Le dernier week-end de juillet n’a pas seulement marqué l’arrivée de nouveaux albums. Il a surtout confirmé trois trajectoires bien différentes. Charli XCX décortique la vie de pop star avec Music, Fashion, Film. Tyla assume plus que jamais son personnage de femme sûre d’elle et insaisissable avec A*POP, tandis que Barry Can’t Swim continue de s’imposer comme l’un des producteurs les plus passionnants de la scène électronique. Trois artistes, trois univers et trois morceaux qui ont retenu notre attention.
Charli XCX – Persona
Après le phénomène Brat, beaucoup s’attendaient à voir Charli XCX prolonger cette formule qui l’a installée au sommet de la pop. Elle aurait pu capitaliser sur ce succès, elle décide plutôt de l’analyser.
Avec Music, Fashion, Film, la Britannique revient à une proposition plus radicale et plus introspective. Persona en est sans doute la meilleure porte d’entrée. Sur une production plus brute, où les textures rock et les guitares reprennent une place plus importante, Charli XCX laisse de côté les refrains immédiats pour livrer un morceau plus frontal.
Elle y explore les faux-semblants, l’ego et les personnages que l’on construit pour survivre au regard des autres. La voix oscille entre retenue et tension, comme si chaque phrase hésitait entre la confession et l’affrontement.

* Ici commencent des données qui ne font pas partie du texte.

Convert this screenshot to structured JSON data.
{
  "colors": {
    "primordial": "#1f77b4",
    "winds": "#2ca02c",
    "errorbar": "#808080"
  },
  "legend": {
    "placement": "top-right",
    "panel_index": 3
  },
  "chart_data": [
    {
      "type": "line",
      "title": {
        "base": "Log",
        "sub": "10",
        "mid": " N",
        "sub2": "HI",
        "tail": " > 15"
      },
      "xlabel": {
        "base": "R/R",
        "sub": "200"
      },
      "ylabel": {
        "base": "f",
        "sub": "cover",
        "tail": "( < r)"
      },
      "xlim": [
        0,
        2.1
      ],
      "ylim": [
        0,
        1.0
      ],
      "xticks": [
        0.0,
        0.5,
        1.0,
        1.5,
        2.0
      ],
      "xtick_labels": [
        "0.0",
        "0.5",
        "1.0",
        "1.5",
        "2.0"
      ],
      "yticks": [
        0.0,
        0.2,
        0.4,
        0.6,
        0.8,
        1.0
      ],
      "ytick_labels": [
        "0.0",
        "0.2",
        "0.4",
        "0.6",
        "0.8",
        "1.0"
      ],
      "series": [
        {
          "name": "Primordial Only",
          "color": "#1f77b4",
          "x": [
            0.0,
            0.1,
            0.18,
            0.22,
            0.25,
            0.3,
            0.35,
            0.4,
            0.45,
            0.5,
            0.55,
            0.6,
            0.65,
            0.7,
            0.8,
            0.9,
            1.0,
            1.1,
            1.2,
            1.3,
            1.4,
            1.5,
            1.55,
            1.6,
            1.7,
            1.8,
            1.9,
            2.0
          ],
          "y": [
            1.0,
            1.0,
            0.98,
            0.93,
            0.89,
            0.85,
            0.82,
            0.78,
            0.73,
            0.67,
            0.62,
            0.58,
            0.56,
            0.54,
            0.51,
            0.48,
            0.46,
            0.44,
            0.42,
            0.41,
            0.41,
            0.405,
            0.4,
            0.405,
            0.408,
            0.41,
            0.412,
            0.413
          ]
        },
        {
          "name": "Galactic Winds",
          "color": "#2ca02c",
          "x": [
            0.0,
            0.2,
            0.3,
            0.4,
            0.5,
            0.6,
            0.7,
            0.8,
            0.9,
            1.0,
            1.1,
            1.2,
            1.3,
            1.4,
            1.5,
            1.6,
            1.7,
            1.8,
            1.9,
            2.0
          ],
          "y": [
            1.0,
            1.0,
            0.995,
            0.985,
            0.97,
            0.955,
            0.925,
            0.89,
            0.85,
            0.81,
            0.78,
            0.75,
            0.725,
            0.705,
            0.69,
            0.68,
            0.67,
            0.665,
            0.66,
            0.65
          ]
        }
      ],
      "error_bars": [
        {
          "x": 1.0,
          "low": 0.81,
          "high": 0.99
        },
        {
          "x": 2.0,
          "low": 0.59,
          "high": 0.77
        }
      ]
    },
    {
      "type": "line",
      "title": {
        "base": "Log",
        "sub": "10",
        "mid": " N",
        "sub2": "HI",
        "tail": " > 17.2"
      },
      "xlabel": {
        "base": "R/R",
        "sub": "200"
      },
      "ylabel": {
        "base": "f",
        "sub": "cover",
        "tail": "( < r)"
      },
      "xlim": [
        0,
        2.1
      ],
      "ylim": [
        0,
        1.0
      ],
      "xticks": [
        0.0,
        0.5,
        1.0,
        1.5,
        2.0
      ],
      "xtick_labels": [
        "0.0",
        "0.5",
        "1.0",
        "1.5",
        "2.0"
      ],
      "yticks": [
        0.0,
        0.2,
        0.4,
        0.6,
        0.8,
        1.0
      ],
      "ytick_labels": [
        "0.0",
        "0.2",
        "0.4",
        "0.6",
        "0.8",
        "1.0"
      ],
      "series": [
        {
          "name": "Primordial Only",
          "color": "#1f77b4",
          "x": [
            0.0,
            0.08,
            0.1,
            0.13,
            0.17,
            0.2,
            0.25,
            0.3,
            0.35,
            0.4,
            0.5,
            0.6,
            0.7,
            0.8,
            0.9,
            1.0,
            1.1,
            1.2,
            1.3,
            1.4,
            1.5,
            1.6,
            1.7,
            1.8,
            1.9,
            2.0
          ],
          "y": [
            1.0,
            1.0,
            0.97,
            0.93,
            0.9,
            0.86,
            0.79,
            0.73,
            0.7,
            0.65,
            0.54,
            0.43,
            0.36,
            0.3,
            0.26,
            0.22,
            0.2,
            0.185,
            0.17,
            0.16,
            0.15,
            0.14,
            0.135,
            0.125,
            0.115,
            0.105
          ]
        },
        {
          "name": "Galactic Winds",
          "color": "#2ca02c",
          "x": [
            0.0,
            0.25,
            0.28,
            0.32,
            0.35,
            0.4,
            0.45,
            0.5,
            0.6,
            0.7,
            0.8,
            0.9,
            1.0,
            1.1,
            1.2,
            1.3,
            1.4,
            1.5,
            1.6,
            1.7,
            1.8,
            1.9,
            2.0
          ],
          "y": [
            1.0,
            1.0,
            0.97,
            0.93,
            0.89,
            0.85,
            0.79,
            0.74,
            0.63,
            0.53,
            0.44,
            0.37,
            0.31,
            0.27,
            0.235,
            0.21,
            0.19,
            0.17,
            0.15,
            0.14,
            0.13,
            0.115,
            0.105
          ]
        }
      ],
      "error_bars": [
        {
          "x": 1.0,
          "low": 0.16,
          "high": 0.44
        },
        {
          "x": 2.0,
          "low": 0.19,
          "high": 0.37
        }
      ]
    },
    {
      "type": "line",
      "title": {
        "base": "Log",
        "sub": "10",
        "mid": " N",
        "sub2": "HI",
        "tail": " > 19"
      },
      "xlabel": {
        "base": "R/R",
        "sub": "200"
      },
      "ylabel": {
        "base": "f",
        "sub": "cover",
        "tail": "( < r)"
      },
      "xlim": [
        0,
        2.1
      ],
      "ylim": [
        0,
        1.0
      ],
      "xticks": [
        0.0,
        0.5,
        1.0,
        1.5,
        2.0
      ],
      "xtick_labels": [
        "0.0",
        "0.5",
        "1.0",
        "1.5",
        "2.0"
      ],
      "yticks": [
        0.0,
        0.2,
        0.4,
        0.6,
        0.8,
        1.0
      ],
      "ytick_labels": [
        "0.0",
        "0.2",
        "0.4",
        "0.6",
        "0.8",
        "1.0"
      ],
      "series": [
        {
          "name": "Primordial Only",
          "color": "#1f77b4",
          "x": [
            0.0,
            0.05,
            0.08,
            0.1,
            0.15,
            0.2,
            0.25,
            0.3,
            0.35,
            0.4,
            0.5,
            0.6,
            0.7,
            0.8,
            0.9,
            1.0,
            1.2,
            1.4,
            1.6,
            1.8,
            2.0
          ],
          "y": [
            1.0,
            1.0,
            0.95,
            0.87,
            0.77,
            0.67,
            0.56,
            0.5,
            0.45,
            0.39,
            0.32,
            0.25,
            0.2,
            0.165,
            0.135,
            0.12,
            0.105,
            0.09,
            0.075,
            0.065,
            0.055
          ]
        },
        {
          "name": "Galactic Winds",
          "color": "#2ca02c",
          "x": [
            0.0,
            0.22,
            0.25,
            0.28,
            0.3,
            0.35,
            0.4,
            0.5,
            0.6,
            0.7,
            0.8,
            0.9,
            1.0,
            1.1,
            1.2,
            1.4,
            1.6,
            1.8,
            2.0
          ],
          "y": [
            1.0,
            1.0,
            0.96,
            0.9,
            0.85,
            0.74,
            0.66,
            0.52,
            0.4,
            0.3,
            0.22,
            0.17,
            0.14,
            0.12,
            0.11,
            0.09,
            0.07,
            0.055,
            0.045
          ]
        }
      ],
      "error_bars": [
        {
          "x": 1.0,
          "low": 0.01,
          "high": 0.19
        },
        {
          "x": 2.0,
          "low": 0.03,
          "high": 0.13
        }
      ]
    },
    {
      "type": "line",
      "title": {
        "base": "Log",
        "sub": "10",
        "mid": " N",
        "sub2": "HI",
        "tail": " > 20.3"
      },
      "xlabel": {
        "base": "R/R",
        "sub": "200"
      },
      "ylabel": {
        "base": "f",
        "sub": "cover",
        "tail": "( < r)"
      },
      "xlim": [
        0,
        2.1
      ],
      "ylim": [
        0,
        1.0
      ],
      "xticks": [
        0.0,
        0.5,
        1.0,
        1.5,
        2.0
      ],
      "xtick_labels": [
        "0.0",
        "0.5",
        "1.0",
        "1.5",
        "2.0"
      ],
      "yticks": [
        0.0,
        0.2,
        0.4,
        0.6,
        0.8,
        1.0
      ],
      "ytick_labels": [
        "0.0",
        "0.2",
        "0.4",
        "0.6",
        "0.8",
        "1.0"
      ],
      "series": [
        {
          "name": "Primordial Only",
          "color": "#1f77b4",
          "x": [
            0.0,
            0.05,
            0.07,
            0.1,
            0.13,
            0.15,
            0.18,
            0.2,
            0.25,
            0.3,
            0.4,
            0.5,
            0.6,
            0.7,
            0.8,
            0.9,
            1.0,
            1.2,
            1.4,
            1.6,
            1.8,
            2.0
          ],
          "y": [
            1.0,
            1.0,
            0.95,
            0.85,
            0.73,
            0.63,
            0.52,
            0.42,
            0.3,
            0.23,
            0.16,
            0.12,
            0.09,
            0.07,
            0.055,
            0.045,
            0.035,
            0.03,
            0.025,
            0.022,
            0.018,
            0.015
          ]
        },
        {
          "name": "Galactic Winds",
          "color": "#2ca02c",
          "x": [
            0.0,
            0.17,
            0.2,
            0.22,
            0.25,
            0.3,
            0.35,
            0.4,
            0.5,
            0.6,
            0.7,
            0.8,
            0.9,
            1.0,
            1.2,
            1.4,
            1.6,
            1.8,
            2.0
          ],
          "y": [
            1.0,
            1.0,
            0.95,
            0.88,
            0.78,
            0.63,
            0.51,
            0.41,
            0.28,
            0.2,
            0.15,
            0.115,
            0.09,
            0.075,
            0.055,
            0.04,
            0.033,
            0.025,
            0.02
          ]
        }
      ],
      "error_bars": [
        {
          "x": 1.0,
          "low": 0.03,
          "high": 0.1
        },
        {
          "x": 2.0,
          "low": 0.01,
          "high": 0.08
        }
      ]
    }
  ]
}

Cette démarche se retrouve jusque sur la pochette de l’album : Charli XCX s’efface totalement pour laisser la place aux artistes qui l’ont inspirée, comme si elle préférait mettre en lumière les références qui nourrissent son univers plutôt que sa propre image. Persona s’inscrit dans cette même logique : moins tournée vers la figure de la pop star que vers ce qui se cache derrière.
Tyla – Mr. Nonchalant
Avec son nouvel album A*POP, Tyla poursuit le mélange d’afro-pop, d’amapiano et de pop qui a fait son succès. Parmi les inédits de l’album, MR. NONCHALANT s’impose rapidement comme l’un des plus accrocheurs.

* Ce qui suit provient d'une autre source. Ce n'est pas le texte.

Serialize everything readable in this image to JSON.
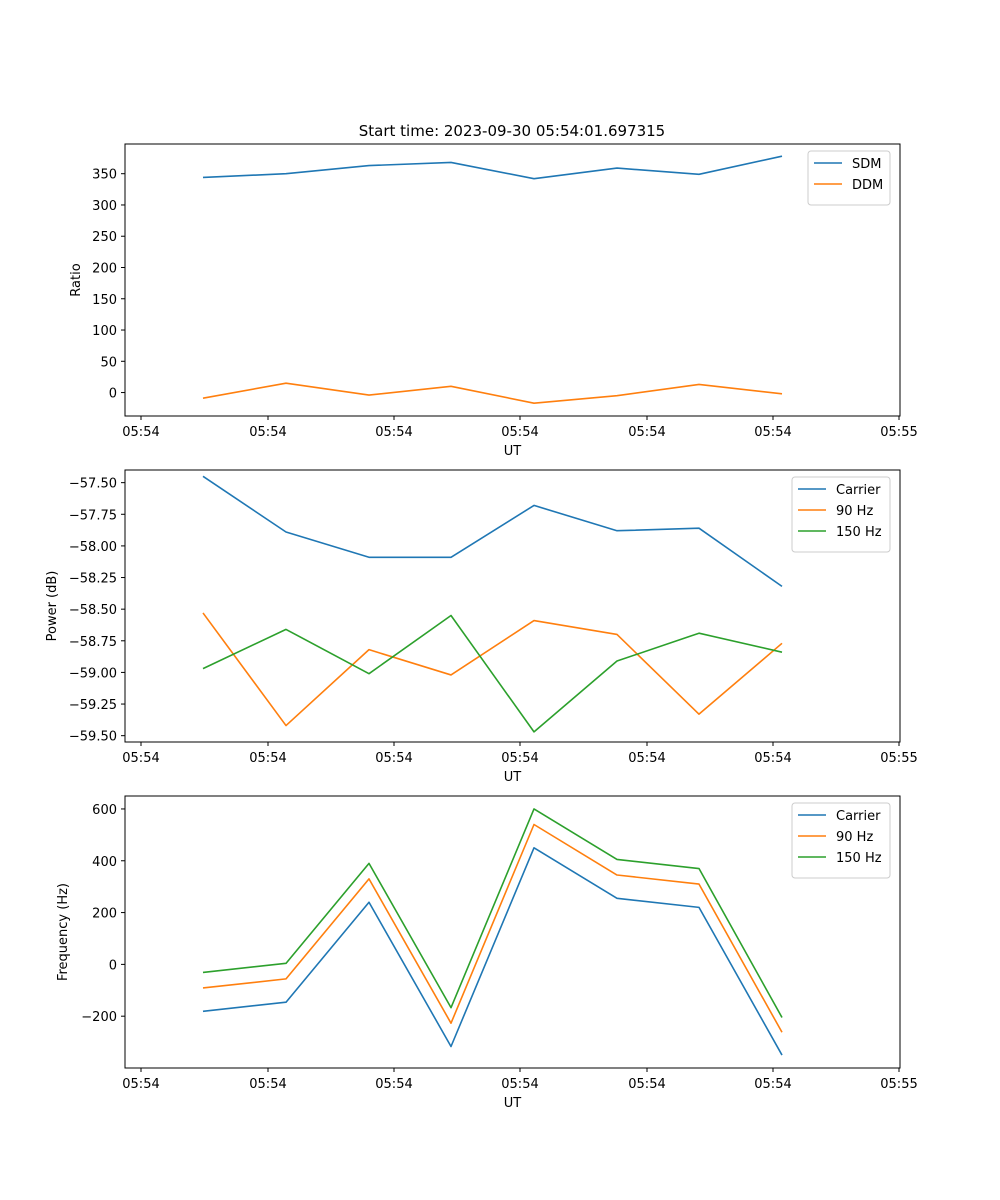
{
  "chart_data": [
    {
      "type": "line",
      "title": "Start time: 2023-09-30 05:54:01.697315",
      "xlabel": "UT",
      "ylabel": "Ratio",
      "x_tick_labels": [
        "05:54",
        "05:54",
        "05:54",
        "05:54",
        "05:54",
        "05:54",
        "05:54",
        "05:55"
      ],
      "yticks": [
        0,
        50,
        100,
        150,
        200,
        250,
        300,
        350
      ],
      "ylim": [
        -37.5,
        397.5
      ],
      "legend_position": "top-right",
      "series": [
        {
          "name": "SDM",
          "color": "#1f77b4",
          "values": [
            344,
            350,
            363,
            368,
            342,
            359,
            349,
            378
          ]
        },
        {
          "name": "DDM",
          "color": "#ff7f0e",
          "values": [
            -9,
            15,
            -4,
            10,
            -17,
            -5,
            13,
            -2
          ]
        }
      ]
    },
    {
      "type": "line",
      "title": "",
      "xlabel": "UT",
      "ylabel": "Power (dB)",
      "x_tick_labels": [
        "05:54",
        "05:54",
        "05:54",
        "05:54",
        "05:54",
        "05:54",
        "05:54",
        "05:55"
      ],
      "yticks": [
        -57.5,
        -57.75,
        -58.0,
        -58.25,
        -58.5,
        -58.75,
        -59.0,
        -59.25,
        -59.5
      ],
      "ytick_labels": [
        "−57.50",
        "−57.75",
        "−58.00",
        "−58.25",
        "−58.50",
        "−58.75",
        "−59.00",
        "−59.25",
        "−59.50"
      ],
      "ylim": [
        -59.55,
        -57.4
      ],
      "legend_position": "top-right",
      "series": [
        {
          "name": "Carrier",
          "color": "#1f77b4",
          "values": [
            -57.45,
            -57.89,
            -58.09,
            -58.09,
            -57.68,
            -57.88,
            -57.86,
            -58.32
          ]
        },
        {
          "name": "90 Hz",
          "color": "#ff7f0e",
          "values": [
            -58.53,
            -59.42,
            -58.82,
            -59.02,
            -58.59,
            -58.7,
            -59.33,
            -58.77
          ]
        },
        {
          "name": "150 Hz",
          "color": "#2ca02c",
          "values": [
            -58.97,
            -58.66,
            -59.01,
            -58.55,
            -59.47,
            -58.91,
            -58.69,
            -58.84
          ]
        }
      ]
    },
    {
      "type": "line",
      "title": "",
      "xlabel": "UT",
      "ylabel": "Frequency (Hz)",
      "x_tick_labels": [
        "05:54",
        "05:54",
        "05:54",
        "05:54",
        "05:54",
        "05:54",
        "05:54",
        "05:55"
      ],
      "yticks": [
        -200,
        0,
        200,
        400,
        600
      ],
      "ytick_labels": [
        "−200",
        "0",
        "200",
        "400",
        "600"
      ],
      "ylim": [
        -400,
        650
      ],
      "legend_position": "top-right",
      "series": [
        {
          "name": "Carrier",
          "color": "#1f77b4",
          "values": [
            -181,
            -146,
            240,
            -317,
            450,
            255,
            220,
            -350
          ]
        },
        {
          "name": "90 Hz",
          "color": "#ff7f0e",
          "values": [
            -91,
            -56,
            330,
            -227,
            540,
            345,
            310,
            -262
          ]
        },
        {
          "name": "150 Hz",
          "color": "#2ca02c",
          "values": [
            -31,
            4,
            390,
            -167,
            600,
            405,
            370,
            -205
          ]
        }
      ]
    }
  ]
}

Le morceau est porté par une mélodie affirmée, où les percussions occupent une place centrale. Des voix masculines samplées traversent la production, tandis que Tyla alterne chant, murmures et souffles, installant une tension qui ne retombe pas. Lorsqu’elle se présente comme “I’m Mrs. Get-Anything-I-Want” (“Je suis Madame J’obtiens-tout-ce-que-je-veux”), elle renverse d’emblée le rapport de séduction : ici, c’est elle qui mène le jeu.
Le clip prolonge cette atmosphère. Perruque rose à l’effet mouillé, regard charbonneux, peignoir satiné… Tyla mise moins sur la danse que sur sa présence à l’écran. Une esthétique sensuelle qui confirme son talent pour construire un univers immédiatement identifiable.
Barry Can’t Swim – Dance, Dance, Dance
Si son nom ne vous dit pas encore grand-chose, Barry Can’t Swim fait pourtant partie des producteurs les plus passionnants de la scène électronique actuelle. En quelques années, l’Écossais s’est imposé grâce à une approche très personnelle de la musique électronique, où house, disco, jazz et sonorités organiques se fondent dans un ensemble aussi cohérent qu’irrésistible.
Avec Dance, Dance, Dance, il construit une montée en puissance qui repose autant sur le rythme que sur un détail presque inattendu : des voix enfantines samplées, qui parlent de la fête avec une spontanéité désarmante. Elles traversent le morceau comme un souvenir ou un éclat de joie, pendant que les percussions prennent de plus en plus d’ampleur. Le contraste fonctionne immédiatement. C’est euphorique, sans jamais tomber dans la démonstration.
Après avoir conquis les plus grands festivals européens et s’être imposé comme l’un des nouveaux visages de l’électronique britannique, Barry Can’t Swim confirme qu’il sait écrire des morceaux qui dépassent largement le cadre du dancefloor.
Trois artistes, trois univers et une même envie de ne pas suivre le chemin que l’on attendait d’eux. C’est sans doute ce qui rend ces sorties aussi passionnantes : chacune, à sa manière, rappelle qu’un bon morceau ne se résume pas à un refrain efficace.